Jamie Greubel Poser, who won a bronze medal at the 2014 Sochi Games and was a two-time member of the U.S. Olympic women's bobsled team, retired Friday.
She announced her decision through USA Bobsled and Skeleton.
Greubel Poser started bobsledding 11 years ago, narrowly missed making the 2010 Olympic team as a push athlete. She enjoyed enormous success once she transitioned to the driver's seat. She won six World Cup races and was a 27-time medalist on that circuit, was the 2016-17 overall World Cup champion and won a bronze medal at the 2017 world championships.
"I have had the honor to compete for Team USA, go to two Olympic Games, and travel around the world with incredible athletes and teammates who have become lifelong friends," Greubel Poser said. "Now it feels like the right moment to begin the next chapter of my life."
That next chapter has already started. She's accepted a job teaching English at a school in Germany, the homeland of her husband — bobsledder Christian Poser, who has represented his country in the past two Olympics.
"It's amazing how much bobsled has shaped and changed my life," Greubel Poser said. "I never dreamed I would be married to another bobsledder and living in Germany."
Greubel Poser's retirement is the latest example of how the start of this Olympic quadrennial season will look very different for American sliding teams.
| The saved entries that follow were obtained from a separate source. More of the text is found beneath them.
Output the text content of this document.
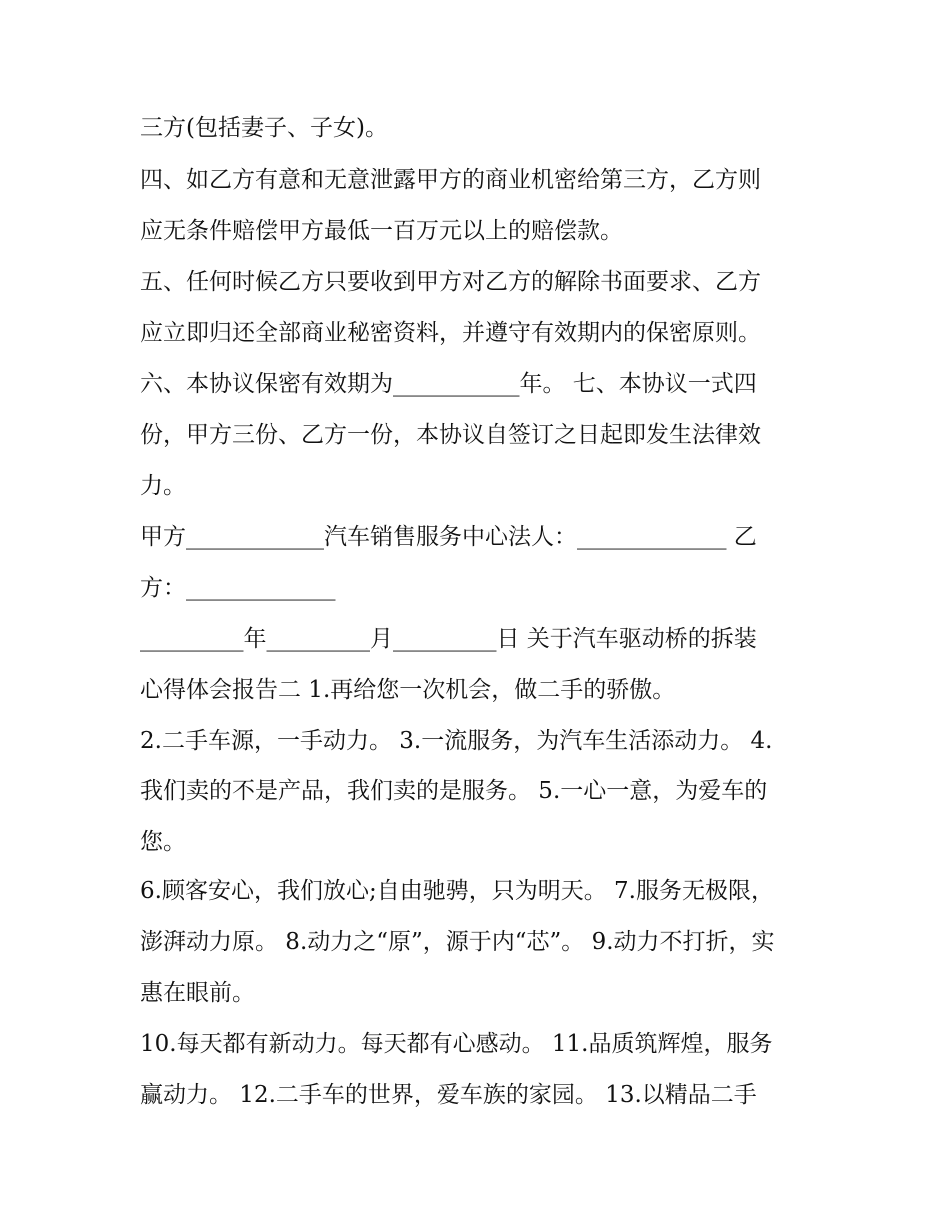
三方(包括妻子、子女)。
四、如乙方有意和无意泄露甲方的商业机密给第三方，乙方则
应无条件赔偿甲方最低一百万元以上的赔偿款。
五、任何时候乙方只要收到甲方对乙方的解除书面要求、乙方
应立即归还全部商业秘密资料，并遵守有效期内的保密原则。
六、本协议保密有效期为___________年。 七、本协议一式四
份，甲方三份、乙方一份，本协议自签订之日起即发生法律效
力。
甲方____________汽车销售服务中心法人：_____________ 乙
方：_____________
_________年_________月_________日 关于汽车驱动桥的拆装
心得体会报告二 1.再给您一次机会，做二手的骄傲。
2.二手车源，一手动力。 3.一流服务，为汽车生活添动力。 4.
我们卖的不是产品，我们卖的是服务。 5.一心一意，为爱车的
您。
6.顾客安心，我们放心;自由驰骋，只为明天。 7.服务无极限，
澎湃动力原。 8.动力之“原”，源于内“芯”。 9.动力不打折，实
惠在眼前。
10.每天都有新动力。每天都有心感动。 11.品质筑辉煌，服务
赢动力。 12.二手车的世界，爱车族的家园。 13.以精品二手
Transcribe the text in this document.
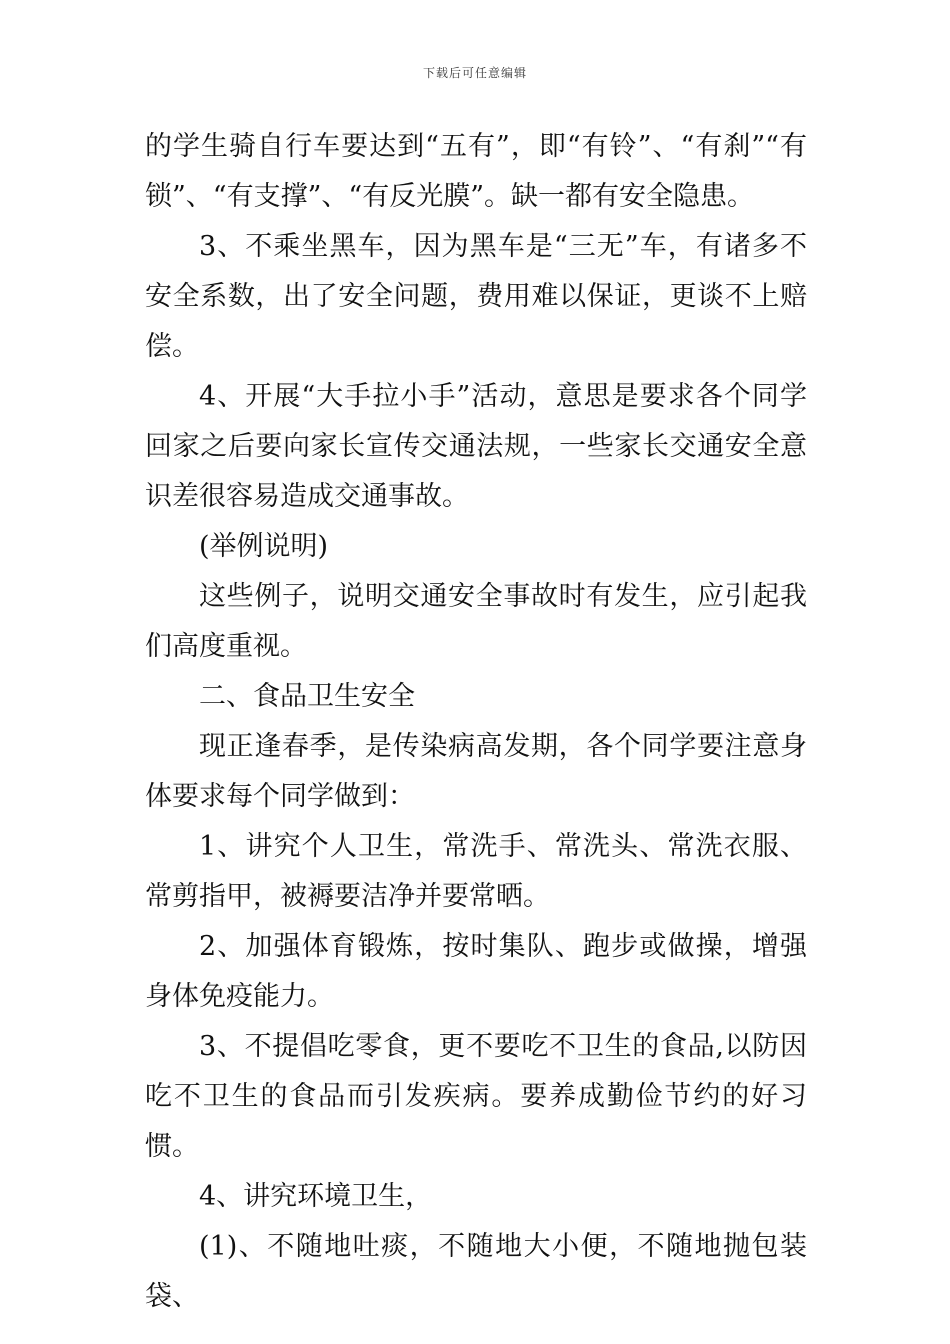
下载后可任意编辑

的学生骑自行车要达到“五有”，即“有铃”、“有刹”“有锁”、“有支撑”、“有反光膜”。缺一都有安全隐患。

3、不乘坐黑车，因为黑车是“三无”车，有诸多不安全系数，出了安全问题，费用难以保证，更谈不上赔偿。

4、开展“大手拉小手”活动，意思是要求各个同学回家之后要向家长宣传交通法规，一些家长交通安全意识差很容易造成交通事故。

(举例说明)

这些例子，说明交通安全事故时有发生，应引起我们高度重视。

二、食品卫生安全

现正逢春季，是传染病高发期，各个同学要注意身体要求每个同学做到：

1、讲究个人卫生，常洗手、常洗头、常洗衣服、常剪指甲，被褥要洁净并要常晒。

2、加强体育锻炼，按时集队、跑步或做操，增强身体免疫能力。

3、不提倡吃零食，更不要吃不卫生的食品,以防因吃不卫生的食品而引发疾病。要养成勤俭节约的好习惯。

4、讲究环境卫生，

(1)、不随地吐痰，不随地大小便，不随地抛包装袋、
The U.S. sent 30 bobsled, skeleton and luge athletes to the Pyeongchang Games in February. Of those, at least 15 have either officially retired or are choosing not to compete this season for a variety of reasons.
"Her absence on the team will be felt," USABS CEO Darrin Steele said. "And we'll miss her."
Greubel Poser teamed with Aja Evans to win bronze at Sochi. Evans has not said if she is also retiring, but she's unlikely to compete this season.
"There is no feeling in the world like standing on the Olympic podium with a medal around your neck and USA on your back," Greubel Poser said.
There were two other results that stood out in her mind. The first was winning a World Cup gold medal on her home and favorite track in Lake Placid, New York, in 2016. The other came last November at another World Cup stop in Park City, Utah, where she won gold in the women's race and her husband helped push a German four-man sled to victory that same night.
When she was on, she was often dominant.
Greubel Poser once medaled in 10 consecutive World Cup races, on 10 different tracks around Europe and North America. For much of the last Olympic cycle, it seemed as if just about every race came down to either Greubel Poser, her U.S. teammate Elana Meyers Taylor, or Canada's Kaillie Humphries.
Meyers Taylor and Humphries are still sliding. Greubel Poser, who turns 35 next month and was fifth at the Pyeongchang Olympics, decided this was the right time to walk away.
"This has been the experience of a lifetime," she said.